Sports and fitness are being transformed by digital innovations, such as the ability to sense and track a wide variety of metrics. The iPlay project aims to take this trend to the next level by developing an interactive sports platform composed of sensors that enable full-body, high-quality 3D body motion detection. This in-depth feedback will be used to generate more engaging fitness experiences and increase health rehabilitation outcomes.
From flexible, lightweight LED display solutions to sensor matrices and camera-based motion tracking, various developments lead to significant potential in the professional sports, fitness, gaming and health sectors. These technologies make it possible to gather large amounts of data on the user’s movement in real time and interact with mobile devices. In addition to targeted feedback, this also enables immersive experiences. However, current innovations only include limited visualization elements, awkward VR goggles and give almost no feedback. Moreover, most systems are extremely expensive.
iPlay will target two use cases: recreational sports and fitness on one hand, and rehabilitation in professional athletics on the other.
In the case of fitness, the project aims to apply the technology to generate gamified feedback for more personalized, interactive and engaging fitness practice. The main goals are to stimulate people to move more and better, thus addressing the problem of inactivity and offering qualitative workouts by focusing on monitoring and analyzing training exercises.

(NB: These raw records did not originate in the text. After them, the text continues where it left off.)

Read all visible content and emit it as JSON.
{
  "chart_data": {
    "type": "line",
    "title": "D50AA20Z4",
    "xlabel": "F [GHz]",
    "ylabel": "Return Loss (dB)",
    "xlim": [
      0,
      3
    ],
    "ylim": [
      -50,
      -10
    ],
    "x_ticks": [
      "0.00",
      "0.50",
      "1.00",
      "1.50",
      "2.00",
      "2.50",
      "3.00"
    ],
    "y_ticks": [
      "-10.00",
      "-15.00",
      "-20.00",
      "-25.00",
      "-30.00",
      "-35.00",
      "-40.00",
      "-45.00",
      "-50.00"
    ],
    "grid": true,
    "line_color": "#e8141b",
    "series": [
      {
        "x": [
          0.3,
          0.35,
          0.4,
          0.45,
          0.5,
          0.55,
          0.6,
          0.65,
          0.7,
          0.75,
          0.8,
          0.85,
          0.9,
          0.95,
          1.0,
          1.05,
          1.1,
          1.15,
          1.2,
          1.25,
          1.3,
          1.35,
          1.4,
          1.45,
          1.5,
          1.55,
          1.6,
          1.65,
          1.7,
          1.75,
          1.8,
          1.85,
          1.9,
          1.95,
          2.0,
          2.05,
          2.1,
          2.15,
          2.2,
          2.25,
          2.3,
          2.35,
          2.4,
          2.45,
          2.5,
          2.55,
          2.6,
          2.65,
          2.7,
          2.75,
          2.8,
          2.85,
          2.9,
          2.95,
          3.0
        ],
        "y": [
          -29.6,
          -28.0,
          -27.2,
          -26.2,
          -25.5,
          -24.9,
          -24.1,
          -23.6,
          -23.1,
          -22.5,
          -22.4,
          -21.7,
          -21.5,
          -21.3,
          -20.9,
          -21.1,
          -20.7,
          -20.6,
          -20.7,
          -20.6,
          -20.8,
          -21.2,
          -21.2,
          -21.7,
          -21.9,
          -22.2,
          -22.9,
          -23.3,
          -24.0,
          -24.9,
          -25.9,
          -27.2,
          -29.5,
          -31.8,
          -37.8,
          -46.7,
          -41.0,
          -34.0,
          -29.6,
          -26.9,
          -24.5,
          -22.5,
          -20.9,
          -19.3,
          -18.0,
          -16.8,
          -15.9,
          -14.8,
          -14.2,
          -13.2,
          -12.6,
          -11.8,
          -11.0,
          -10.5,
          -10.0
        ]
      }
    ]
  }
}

For the rehabilitation application, the project aims to monitor patients in realistic environments. The underlying goal is to improve the transition from rehabilitation, to training and finally to full performance – making it as quick and effective as possible.
Planned outcomes for the project are varied and include the development of a sensor platform that:
The system will be easy to install and configure. It will feature low-delay interaction with the user and an API that enables the system’s use with gaming engines. A minimum of 10 concepts will be developed illustrating the wide range of uses of this technology along with target demographics. Two of these will be developed into proofs of concept.
To develop iPlay technology for these two targeted use cases, the consortium will rely on a cross-domain collaboration between experts in LED visualization, dynamic plantar pressure measurement systems, game design, training and rehabilitation ICT, sensors and user research.
“iPlay technology will rely on LED visualization, sensing and gamification to enable comprehensive, 3D monitoring of athletes’ bodies in real time. iPlay will facilitate personalized and gamified fitness experiences and drive efficient and effective rehabilitation strategies for sports professionals after injuries.”